De l'ennemi au carburant durable : les scientifiques de Yale transforment le CO2 en énergie (grâce au soleil)
Les chercheurs ont développé une nouvelle technologie qui utilise des photoélectrodes pour convertir le dioxyde de carbone en méthanol, un carburant alternatif potentiel. Cette découverte pourrait révolutionner le secteur de l’énergie
Dans un monde de plus en plus gourmand en énergie, les scientifiques de l'Université de Yale ont fait un pas en avant vers une un avenir propulsé par le soleil. Grâce à une technologie qu'il utilise Photoélectrodes en silicium 3Dles chercheurs ont pu augmenter l'efficacité de la conversion du dioxyde de carbone (CO2) en méthanol, un carburant alternatif potentiel. Cette découverte ouvre la voie à un avenir dans lequel lumière du soleil, eau et CO2 devenir les principaux ingrédients de répondre à nos besoins énergétiques.
Selon les chercheurs, les combustibles solaires, produits en utilisant la lumière du soleil comme source d’énergie principale, pourraient devenir une solution pour un avenir énergétique plus durable. Le processus consiste à capter la lumière du soleil et à l'utiliser pour déclencher des réactions chimiques qui ils transforment le CO2 et l'eau en carburants utilisables. L’efficacité de ces réactions a cependant toujours constitué un obstacle important pour faire des combustibles solaires une alternative viable aux combustibles fossiles.
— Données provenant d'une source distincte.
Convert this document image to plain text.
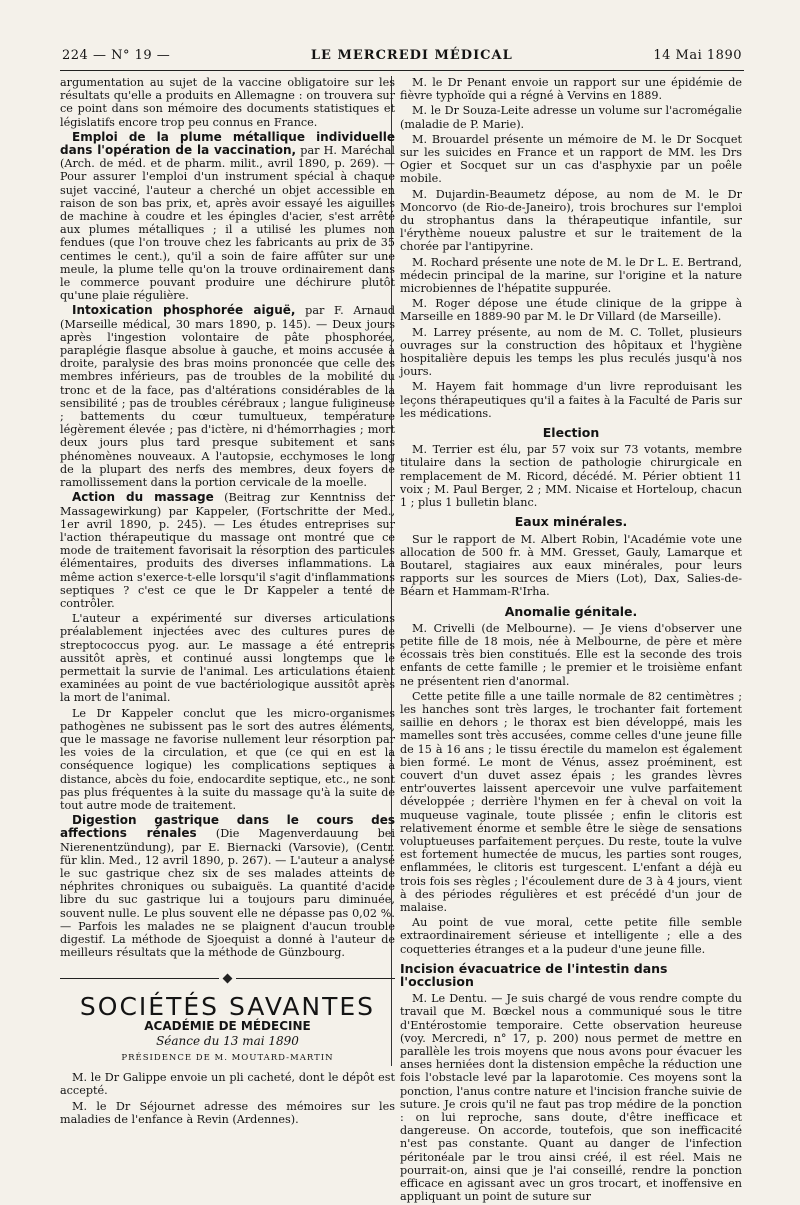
224 — N° 19 —	LE MERCREDI MÉDICAL	14 Mai 1890

argumentation au sujet de la vaccine obligatoire sur les résultats qu'elle a produits en Allemagne : on trouvera sur ce point dans son mémoire des documents statistiques et législatifs encore trop peu connus en France.

Emploi de la plume métallique individuelle dans l'opération de la vaccination, par H. Maréchal (Arch. de méd. et de pharm. milit., avril 1890, p. 269). — Pour assurer l'emploi d'un instrument spécial à chaque sujet vacciné, l'auteur a cherché un objet accessible en raison de son bas prix, et, après avoir essayé les aiguilles de machine à coudre et les épingles d'acier, s'est arrêté aux plumes métalliques ; il a utilisé les plumes non fendues (que l'on trouve chez les fabricants au prix de 35 centimes le cent.), qu'il a soin de faire affûter sur une meule, la plume telle qu'on la trouve ordinairement dans le commerce pouvant produire une déchirure plutôt qu'une plaie régulière.

Intoxication phosphorée aiguë, par F. Arnaud (Marseille médical, 30 mars 1890, p. 145). — Deux jours après l'ingestion volontaire de pâte phosphorée, paraplégie flasque absolue à gauche, et moins accusée à droite, paralysie des bras moins prononcée que celle des membres inférieurs, pas de troubles de la mobilité du tronc et de la face, pas d'altérations considérables de la sensibilité ; pas de troubles cérébraux ; langue fuligineuse ; battements du cœur tumultueux, température légèrement élevée ; pas d'ictère, ni d'hémorrhagies ; mort deux jours plus tard presque subitement et sans phénomènes nouveaux. A l'autopsie, ecchymoses le long de la plupart des nerfs des membres, deux foyers de ramollissement dans la portion cervicale de la moelle.

Action du massage (Beitrag zur Kenntniss der Massagewirkung) par Kappeler, (Fortschritte der Med., 1er avril 1890, p. 245). — Les études entreprises sur l'action thérapeutique du massage ont montré que ce mode de traitement favorisait la résorption des particules élémentaires, produits des diverses inflammations. La même action s'exerce-t-elle lorsqu'il s'agit d'inflammations septiques ? c'est ce que le Dr Kappeler a tenté de contrôler.

L'auteur a expérimenté sur diverses articulations préalablement injectées avec des cultures pures de streptococcus pyog. aur. Le massage a été entrepris aussitôt après, et continué aussi longtemps que le permettait la survie de l'animal. Les articulations étaient examinées au point de vue bactériologique aussitôt après la mort de l'animal.

Le Dr Kappeler conclut que les micro-organismes pathogènes ne subissent pas le sort des autres éléments, que le massage ne favorise nullement leur résorption par les voies de la circulation, et que (ce qui en est la conséquence logique) les complications septiques à distance, abcès du foie, endocardite septique, etc., ne sont pas plus fréquentes à la suite du massage qu'à la suite de tout autre mode de traitement.

Digestion gastrique dans le cours des affections rénales (Die Magenverdauung bei Nierenentzündung), par E. Biernacki (Varsovie), (Centr. für klin. Med., 12 avril 1890, p. 267). — L'auteur a analysé le suc gastrique chez six de ses malades atteints de néphrites chroniques ou subaiguës. La quantité d'acide libre du suc gastrique lui a toujours paru diminuée, souvent nulle. Le plus souvent elle ne dépasse pas 0,02 %. — Parfois les malades ne se plaignent d'aucun trouble digestif. La méthode de Sjoequist a donné à l'auteur de meilleurs résultats que la méthode de Günzbourg.

SOCIÉTÉS SAVANTES
ACADÉMIE DE MÉDECINE
Séance du 13 mai 1890
PRÉSIDENCE DE M. MOUTARD-MARTIN

M. le Dr Galippe envoie un pli cacheté, dont le dépôt est accepté.

M. le Dr Séjournet adresse des mémoires sur les maladies de l'enfance à Revin (Ardennes).

M. le Dr Penant envoie un rapport sur une épidémie de fièvre typhoïde qui a régné à Vervins en 1889.

M. le Dr Souza-Leite adresse un volume sur l'acromégalie (maladie de P. Marie).

M. Brouardel présente un mémoire de M. le Dr Socquet sur les suicides en France et un rapport de MM. les Drs Ogier et Socquet sur un cas d'asphyxie par un poêle mobile.

M. Dujardin-Beaumetz dépose, au nom de M. le Dr Moncorvo (de Rio-de-Janeiro), trois brochures sur l'emploi du strophantus dans la thérapeutique infantile, sur l'érythème noueux palustre et sur le traitement de la chorée par l'antipyrine.

M. Rochard présente une note de M. le Dr L. E. Bertrand, médecin principal de la marine, sur l'origine et la nature microbiennes de l'hépatite suppurée.

M. Roger dépose une étude clinique de la grippe à Marseille en 1889-90 par M. le Dr Villard (de Marseille).

M. Larrey présente, au nom de M. C. Tollet, plusieurs ouvrages sur la construction des hôpitaux et l'hygiène hospitalière depuis les temps les plus reculés jusqu'à nos jours.

M. Hayem fait hommage d'un livre reproduisant les leçons thérapeutiques qu'il a faites à la Faculté de Paris sur les médications.

Election

M. Terrier est élu, par 57 voix sur 73 votants, membre titulaire dans la section de pathologie chirurgicale en remplacement de M. Ricord, décédé. M. Périer obtient 11 voix ; M. Paul Berger, 2 ; MM. Nicaise et Horteloup, chacun 1 ; plus 1 bulletin blanc.

Eaux minérales.

Sur le rapport de M. Albert Robin, l'Académie vote une allocation de 500 fr. à MM. Gresset, Gauly, Lamarque et Boutarel, stagiaires aux eaux minérales, pour leurs rapports sur les sources de Miers (Lot), Dax, Salies-de-Béarn et Hammam-R'Irha.

Anomalie génitale.

M. Crivelli (de Melbourne). — Je viens d'observer une petite fille de 18 mois, née à Melbourne, de père et mère écossais très bien constitués. Elle est la seconde des trois enfants de cette famille ; le premier et le troisième enfant ne présentent rien d'anormal.

Cette petite fille a une taille normale de 82 centimètres ; les hanches sont très larges, le trochanter fait fortement saillie en dehors ; le thorax est bien développé, mais les mamelles sont très accusées, comme celles d'une jeune fille de 15 à 16 ans ; le tissu érectile du mamelon est également bien formé. Le mont de Vénus, assez proéminent, est couvert d'un duvet assez épais ; les grandes lèvres entr'ouvertes laissent apercevoir une vulve parfaitement développée ; derrière l'hymen en fer à cheval on voit la muqueuse vaginale, toute plissée ; enfin le clitoris est relativement énorme et semble être le siège de sensations voluptueuses parfaitement perçues. Du reste, toute la vulve est fortement humectée de mucus, les parties sont rouges, enflammées, le clitoris est turgescent. L'enfant a déjà eu trois fois ses règles ; l'écoulement dure de 3 à 4 jours, vient à des périodes régulières et est précédé d'un jour de malaise.

Au point de vue moral, cette petite fille semble extraordinairement sérieuse et intelligente ; elle a des coquetteries étranges et a la pudeur d'une jeune fille.

Incision évacuatrice de l'intestin dans l'occlusion

M. Le Dentu. — Je suis chargé de vous rendre compte du travail que M. Bœckel nous a communiqué sous le titre d'Entérostomie temporaire. Cette observation heureuse (voy. Mercredi, n° 17, p. 200) nous permet de mettre en parallèle les trois moyens que nous avons pour évacuer les anses herniées dont la distension empêche la réduction une fois l'obstacle levé par la laparotomie. Ces moyens sont la ponction, l'anus contre nature et l'incision franche suivie de suture. Je crois qu'il ne faut pas trop médire de la ponction : on lui reproche, sans doute, d'être inefficace et dangereuse. On accorde, toutefois, que son inefficacité n'est pas constante. Quant au danger de l'infection péritonéale par le trou ainsi créé, il est réel. Mais ne pourrait-on, ainsi que je l'ai conseillé, rendre la ponction efficace en agissant avec un gros trocart, et inoffensive en appliquant un point de suture sur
LE photoélectrodescomposants essentiels des cellules solaires qui ils absorbent la lumière du soleil et la convertissent en électricitéjouent un rôle crucial dans la production de combustibles solaires. Malgré leur efficacité à capter la lumière solaire, leur surface limitée restreint le nombre de réactions chimiques possibles, limitant ainsi l’efficacité globale du processus.
L'avantage du silicium 3D
Les chercheurs de Yale, qui font partie du Center for Hybrid Approaches in Solar Energy to Liquid Fuels (CHASE), ont surmonté cette limitation en développant des structures de silicium 3D pour les photoélectrodes. Ces structures, grâce à leur plus grande surface, offrent plus de sites pour les réactions chimiques, augmentant considérablement l'efficacité de conversion du CO2 en méthanol.
Dans une étude, les chercheurs ont construit une électrode composée d’un ensemble de micropiliers de silicium recouverts d’une couche de carbone fluoré superhydrophobe. Cette conception a conduit à une augmentation de l’activité catalytique, jusqu’à 17 fois supérieure aux records précédents pour les photoélectrodes en silicium. Il s’agit de la conversion photoélectrocatalytique à base de silicium la plus efficace jamais enregistrée du CO2 en méthanol.
Dans une autre étude, l’équipe a utilisé de fines couches de silicium poreux, une forme de silicium gravée de minuscules canaux appelés nanopores, et a attaché un catalyseur moléculaire au rhénium à ces couches d’électrodes. La réaction chimique qui en résulte, déclenchée par la lumière du soleil, il convertit le CO2 en monoxyde de carbone de manière plus cohérente et reproductible que lorsque les catalyseurs moléculaires étaient associés à du silicium plat et non poreux.
Un regard vers le futur ?
En augmentant considérablement l’efficacité de la conversion du CO2, les chercheurs affirment que cette technologie nous rapproche d’un avenir où nous pourrons compter sur la lumière du soleil et sur des ressources abondantes comme l’eau et le CO2 pour répondre à nos besoins énergétiques. De plus, cette approche, précisent les chercheurs, offre l’avantage supplémentaire d’éliminer le CO2 de l’atmosphère.